Back to Psych. Arijit and I really got cracking the Tuesday and Wednesday before the exam. He somehow blazed through the entire second half of the book during those days, keeping up his vocab prep. I had already finished all the chapters, and discovered that I needed a fair bit of vocab help even though I had most of the concepts down. So I reviewed that.
And we both did a couple of AP prep tests together. The Psych exam has about 100 multiple choice in 70 minutes, (way more than any other exam). Either you know them, or you don't. Knowledge of vocabulary really helps here. Some of them were statistics questions (psych has a lot of statistics, apparently), and since I've taken AP Statistics those were easy claps.

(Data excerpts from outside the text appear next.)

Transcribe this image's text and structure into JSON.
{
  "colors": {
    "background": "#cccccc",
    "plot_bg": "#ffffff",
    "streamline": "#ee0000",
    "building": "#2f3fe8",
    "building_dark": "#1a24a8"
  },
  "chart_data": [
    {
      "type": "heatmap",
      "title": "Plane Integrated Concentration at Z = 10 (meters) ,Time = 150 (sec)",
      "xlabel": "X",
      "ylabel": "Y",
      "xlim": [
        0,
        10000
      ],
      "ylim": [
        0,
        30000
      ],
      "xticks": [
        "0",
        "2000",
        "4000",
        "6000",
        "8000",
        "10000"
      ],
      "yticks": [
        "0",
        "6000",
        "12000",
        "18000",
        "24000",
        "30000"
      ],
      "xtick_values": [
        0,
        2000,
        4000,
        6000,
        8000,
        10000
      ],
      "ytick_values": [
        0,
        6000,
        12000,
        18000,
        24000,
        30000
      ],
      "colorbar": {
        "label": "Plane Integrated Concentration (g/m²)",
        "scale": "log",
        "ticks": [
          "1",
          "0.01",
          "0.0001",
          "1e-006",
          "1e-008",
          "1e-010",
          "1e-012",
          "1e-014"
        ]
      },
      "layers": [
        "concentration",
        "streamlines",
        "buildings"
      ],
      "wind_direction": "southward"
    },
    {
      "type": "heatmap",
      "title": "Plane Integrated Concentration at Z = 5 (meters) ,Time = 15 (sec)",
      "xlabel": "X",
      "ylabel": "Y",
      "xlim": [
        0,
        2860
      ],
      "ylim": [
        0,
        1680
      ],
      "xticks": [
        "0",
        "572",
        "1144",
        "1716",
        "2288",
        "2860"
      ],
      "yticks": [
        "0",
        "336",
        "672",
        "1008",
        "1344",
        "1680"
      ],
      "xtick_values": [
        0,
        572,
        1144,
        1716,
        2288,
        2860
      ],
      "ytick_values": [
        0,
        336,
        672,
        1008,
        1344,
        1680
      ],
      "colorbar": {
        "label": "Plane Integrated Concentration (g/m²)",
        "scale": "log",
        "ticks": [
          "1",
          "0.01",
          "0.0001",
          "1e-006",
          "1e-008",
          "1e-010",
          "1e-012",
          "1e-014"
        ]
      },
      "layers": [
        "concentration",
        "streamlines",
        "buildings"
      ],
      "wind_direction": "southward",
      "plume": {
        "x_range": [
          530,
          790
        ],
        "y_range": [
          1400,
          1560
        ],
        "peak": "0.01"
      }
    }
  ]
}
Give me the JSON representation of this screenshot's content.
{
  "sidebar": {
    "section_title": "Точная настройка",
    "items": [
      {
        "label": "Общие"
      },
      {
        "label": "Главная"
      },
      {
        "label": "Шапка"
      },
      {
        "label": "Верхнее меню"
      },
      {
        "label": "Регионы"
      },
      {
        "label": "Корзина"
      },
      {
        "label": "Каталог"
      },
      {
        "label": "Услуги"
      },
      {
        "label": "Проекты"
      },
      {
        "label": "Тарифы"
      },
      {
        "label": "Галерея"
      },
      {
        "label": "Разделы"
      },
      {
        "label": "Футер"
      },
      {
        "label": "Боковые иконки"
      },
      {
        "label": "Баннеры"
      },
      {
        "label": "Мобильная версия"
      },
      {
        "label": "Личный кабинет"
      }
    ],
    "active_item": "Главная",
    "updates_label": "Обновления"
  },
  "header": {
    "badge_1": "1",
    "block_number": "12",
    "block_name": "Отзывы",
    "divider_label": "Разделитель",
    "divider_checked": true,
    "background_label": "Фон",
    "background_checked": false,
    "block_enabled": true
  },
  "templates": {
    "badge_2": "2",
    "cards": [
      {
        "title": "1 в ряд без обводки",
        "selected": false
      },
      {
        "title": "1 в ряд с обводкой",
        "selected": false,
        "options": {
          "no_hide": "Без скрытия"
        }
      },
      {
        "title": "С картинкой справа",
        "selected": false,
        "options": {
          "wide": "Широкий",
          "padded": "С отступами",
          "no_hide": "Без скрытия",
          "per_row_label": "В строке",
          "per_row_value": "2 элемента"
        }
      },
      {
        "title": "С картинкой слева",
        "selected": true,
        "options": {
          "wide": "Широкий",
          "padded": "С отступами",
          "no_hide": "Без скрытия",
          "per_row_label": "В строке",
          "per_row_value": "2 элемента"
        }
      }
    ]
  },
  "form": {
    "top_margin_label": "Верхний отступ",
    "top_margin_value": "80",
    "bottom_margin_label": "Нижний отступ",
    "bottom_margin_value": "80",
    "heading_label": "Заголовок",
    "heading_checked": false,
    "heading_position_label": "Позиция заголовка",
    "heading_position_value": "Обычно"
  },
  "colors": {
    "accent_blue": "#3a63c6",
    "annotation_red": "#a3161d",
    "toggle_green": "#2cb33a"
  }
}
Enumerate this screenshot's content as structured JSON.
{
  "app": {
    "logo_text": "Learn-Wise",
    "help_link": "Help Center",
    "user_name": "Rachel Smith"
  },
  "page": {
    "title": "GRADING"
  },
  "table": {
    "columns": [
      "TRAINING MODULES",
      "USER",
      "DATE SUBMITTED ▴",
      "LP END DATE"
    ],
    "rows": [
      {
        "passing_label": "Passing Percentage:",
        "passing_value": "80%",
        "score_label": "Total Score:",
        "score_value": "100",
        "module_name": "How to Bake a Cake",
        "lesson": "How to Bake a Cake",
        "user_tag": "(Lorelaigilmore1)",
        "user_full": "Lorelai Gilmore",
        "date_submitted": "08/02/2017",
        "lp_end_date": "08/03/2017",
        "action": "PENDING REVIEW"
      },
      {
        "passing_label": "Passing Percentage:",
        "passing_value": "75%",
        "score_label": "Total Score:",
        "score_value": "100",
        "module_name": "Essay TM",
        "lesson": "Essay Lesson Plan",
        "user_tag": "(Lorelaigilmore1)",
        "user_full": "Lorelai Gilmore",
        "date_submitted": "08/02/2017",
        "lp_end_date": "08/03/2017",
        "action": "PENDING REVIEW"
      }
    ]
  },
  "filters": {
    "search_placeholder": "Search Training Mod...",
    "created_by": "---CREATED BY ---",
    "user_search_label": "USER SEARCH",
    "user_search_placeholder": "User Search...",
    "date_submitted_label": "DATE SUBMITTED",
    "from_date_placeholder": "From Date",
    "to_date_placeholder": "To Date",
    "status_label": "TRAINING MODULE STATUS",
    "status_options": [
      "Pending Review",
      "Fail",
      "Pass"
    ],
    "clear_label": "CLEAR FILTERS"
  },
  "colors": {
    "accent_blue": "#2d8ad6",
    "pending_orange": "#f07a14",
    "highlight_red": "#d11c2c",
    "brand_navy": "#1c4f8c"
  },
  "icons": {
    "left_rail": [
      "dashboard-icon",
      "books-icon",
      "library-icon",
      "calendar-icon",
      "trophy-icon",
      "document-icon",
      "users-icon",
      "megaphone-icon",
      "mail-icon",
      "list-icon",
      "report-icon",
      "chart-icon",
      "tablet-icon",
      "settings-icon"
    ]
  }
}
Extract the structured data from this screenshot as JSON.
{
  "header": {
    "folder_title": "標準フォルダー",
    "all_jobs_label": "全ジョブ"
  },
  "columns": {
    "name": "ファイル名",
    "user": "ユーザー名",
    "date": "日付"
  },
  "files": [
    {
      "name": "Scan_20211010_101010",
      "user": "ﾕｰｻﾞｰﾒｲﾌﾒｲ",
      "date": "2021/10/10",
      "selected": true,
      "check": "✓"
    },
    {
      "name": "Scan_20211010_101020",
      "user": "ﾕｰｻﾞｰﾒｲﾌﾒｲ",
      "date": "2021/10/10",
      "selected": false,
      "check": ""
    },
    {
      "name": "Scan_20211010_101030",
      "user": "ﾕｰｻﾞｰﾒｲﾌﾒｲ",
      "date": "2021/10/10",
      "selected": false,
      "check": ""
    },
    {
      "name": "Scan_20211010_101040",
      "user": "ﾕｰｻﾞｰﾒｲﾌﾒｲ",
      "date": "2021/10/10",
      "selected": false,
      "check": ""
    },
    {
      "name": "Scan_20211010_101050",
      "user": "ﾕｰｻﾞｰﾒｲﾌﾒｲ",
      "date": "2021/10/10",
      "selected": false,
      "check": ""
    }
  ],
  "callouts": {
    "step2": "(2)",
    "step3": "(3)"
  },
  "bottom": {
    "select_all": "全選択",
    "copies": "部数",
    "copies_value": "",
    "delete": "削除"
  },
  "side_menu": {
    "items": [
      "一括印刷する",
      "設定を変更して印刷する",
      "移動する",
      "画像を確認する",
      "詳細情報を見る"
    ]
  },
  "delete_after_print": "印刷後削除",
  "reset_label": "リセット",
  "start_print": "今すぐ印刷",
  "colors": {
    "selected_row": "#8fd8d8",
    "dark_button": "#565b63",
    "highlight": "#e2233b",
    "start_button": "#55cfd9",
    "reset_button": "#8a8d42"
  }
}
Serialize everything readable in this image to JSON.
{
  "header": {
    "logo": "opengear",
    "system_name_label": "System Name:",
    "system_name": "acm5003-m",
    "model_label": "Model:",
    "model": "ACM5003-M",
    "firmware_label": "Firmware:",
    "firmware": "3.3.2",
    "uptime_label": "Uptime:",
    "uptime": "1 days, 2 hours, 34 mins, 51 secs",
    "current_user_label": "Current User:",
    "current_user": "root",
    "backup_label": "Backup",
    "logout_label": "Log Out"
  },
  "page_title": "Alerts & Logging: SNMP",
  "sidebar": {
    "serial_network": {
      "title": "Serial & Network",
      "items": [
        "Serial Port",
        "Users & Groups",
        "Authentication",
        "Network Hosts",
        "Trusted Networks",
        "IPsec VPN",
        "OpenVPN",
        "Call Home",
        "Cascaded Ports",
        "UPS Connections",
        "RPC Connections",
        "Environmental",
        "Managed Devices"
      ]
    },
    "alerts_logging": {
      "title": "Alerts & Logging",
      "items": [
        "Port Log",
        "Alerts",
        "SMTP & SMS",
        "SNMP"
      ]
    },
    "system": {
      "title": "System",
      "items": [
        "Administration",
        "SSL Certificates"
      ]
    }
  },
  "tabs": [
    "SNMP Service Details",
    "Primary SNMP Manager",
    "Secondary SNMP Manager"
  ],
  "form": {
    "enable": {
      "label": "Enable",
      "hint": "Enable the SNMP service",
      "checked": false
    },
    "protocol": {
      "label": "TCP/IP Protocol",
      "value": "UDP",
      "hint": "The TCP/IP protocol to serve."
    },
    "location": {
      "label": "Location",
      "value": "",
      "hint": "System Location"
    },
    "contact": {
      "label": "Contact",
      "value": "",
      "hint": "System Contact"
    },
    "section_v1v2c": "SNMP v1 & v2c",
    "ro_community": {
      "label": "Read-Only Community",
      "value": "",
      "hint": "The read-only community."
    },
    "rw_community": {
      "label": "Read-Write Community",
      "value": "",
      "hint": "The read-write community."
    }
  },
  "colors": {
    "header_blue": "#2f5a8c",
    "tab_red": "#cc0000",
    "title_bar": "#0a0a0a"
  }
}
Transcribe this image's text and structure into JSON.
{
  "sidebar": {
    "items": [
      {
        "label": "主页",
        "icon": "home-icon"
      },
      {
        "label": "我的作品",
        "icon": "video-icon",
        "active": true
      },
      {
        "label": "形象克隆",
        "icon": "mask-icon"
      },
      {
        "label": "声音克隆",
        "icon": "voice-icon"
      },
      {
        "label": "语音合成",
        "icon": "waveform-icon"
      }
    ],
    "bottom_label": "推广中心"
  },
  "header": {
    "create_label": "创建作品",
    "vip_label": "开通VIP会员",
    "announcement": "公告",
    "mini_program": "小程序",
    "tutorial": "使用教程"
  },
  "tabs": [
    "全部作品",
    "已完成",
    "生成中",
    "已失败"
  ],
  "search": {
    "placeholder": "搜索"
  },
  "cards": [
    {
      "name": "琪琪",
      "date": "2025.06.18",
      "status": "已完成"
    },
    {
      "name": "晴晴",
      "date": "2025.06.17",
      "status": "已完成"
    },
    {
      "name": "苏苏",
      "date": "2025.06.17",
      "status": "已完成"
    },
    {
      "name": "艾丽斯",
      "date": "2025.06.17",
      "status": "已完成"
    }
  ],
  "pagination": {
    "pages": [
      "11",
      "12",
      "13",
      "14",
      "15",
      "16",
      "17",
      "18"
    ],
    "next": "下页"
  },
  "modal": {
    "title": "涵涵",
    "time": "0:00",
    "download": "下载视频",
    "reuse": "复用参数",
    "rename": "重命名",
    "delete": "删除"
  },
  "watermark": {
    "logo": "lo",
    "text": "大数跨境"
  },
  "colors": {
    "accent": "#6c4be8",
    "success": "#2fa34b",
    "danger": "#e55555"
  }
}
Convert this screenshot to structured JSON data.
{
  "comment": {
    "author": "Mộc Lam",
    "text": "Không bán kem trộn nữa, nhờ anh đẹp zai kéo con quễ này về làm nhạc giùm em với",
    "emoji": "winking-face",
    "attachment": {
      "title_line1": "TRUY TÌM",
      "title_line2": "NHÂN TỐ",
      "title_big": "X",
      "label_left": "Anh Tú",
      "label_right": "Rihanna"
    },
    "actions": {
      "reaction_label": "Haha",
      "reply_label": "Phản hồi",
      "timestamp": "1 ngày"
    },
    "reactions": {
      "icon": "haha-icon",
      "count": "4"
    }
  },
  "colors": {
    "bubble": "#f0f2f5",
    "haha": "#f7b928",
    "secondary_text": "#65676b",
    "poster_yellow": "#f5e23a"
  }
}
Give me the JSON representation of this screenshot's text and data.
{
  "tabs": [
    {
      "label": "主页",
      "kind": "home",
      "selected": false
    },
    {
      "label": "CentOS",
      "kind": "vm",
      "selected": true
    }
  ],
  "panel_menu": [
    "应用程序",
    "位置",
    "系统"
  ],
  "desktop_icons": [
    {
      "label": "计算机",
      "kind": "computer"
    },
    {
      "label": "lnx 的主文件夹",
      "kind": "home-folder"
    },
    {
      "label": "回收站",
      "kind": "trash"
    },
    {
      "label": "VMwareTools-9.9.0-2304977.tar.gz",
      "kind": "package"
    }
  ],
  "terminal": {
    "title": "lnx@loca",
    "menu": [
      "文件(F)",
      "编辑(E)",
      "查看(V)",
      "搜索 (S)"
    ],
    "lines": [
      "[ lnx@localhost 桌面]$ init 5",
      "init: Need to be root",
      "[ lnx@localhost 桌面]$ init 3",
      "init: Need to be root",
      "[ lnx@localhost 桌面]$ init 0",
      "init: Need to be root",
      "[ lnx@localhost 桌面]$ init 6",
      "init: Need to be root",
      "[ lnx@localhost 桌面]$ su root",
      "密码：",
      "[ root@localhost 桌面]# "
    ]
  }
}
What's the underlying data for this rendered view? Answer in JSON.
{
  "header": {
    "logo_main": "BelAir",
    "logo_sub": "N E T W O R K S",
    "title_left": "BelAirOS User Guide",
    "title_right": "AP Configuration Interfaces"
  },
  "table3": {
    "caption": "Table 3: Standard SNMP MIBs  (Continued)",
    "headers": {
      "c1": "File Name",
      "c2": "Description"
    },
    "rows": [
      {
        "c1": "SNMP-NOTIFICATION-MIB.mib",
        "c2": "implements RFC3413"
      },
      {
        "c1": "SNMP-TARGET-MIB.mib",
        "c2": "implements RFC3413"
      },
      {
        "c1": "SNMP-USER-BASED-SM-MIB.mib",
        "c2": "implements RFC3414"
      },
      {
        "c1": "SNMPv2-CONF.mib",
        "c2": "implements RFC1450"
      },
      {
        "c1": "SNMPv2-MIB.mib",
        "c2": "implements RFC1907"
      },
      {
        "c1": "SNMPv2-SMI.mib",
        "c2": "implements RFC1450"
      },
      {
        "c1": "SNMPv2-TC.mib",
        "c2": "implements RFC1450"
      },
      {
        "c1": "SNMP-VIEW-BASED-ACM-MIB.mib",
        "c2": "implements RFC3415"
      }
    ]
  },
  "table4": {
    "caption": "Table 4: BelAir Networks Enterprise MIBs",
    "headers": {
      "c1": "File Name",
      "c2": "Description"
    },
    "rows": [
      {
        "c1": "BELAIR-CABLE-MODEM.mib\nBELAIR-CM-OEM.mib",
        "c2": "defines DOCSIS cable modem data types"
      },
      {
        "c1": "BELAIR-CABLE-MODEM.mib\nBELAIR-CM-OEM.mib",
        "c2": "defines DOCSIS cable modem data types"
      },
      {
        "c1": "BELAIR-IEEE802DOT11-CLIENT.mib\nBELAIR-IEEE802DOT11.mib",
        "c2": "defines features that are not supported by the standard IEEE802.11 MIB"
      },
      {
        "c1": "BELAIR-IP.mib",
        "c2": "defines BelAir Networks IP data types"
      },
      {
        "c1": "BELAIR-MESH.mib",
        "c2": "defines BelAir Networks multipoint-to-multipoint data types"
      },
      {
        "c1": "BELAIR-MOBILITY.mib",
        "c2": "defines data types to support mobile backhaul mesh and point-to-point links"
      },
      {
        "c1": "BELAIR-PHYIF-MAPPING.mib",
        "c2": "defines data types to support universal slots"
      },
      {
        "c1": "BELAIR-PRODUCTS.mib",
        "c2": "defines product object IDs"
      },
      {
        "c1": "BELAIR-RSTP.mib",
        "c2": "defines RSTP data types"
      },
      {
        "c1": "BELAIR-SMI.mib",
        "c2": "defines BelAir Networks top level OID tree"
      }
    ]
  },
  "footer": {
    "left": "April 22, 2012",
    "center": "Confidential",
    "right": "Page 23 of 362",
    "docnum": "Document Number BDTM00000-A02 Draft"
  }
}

The exam also has two FRQs. The first one gives you a situation and about seven psych terms that you have to define and relate to a topic. The picture at the top is an example. Obviously, again, very vocab-based. The second FRQ also has maybe three or four terms like the first but also has maybe three or four experimental questions. Stuff like, what is the operational definition of the dependent variable or what does this experimental design block for, etc.
Anyway, we both walked in (Well, not walked in. Sat down, since we were taking it at home.) at 1 P.M. to the psych exam, having studied together a lot of last night and a couple of hours before the test.
And we did ok! Gauging our performance from our practice tests, we got probably 80/100 on the MCQs and 5-6/7 on the FRQs. Checking Albert.io for our predicted AP score, we could easily have gotten either a high four or low five. (AP tests are graded 1-5). Which is really not bad for self-studying an entire class.
I'm proud of us, honestly. Psych was interesting, studying together was fun, even the AP test itself was pretty good. And if we got FIVES, that would be freaking amazing. We'll have to wait till July to see.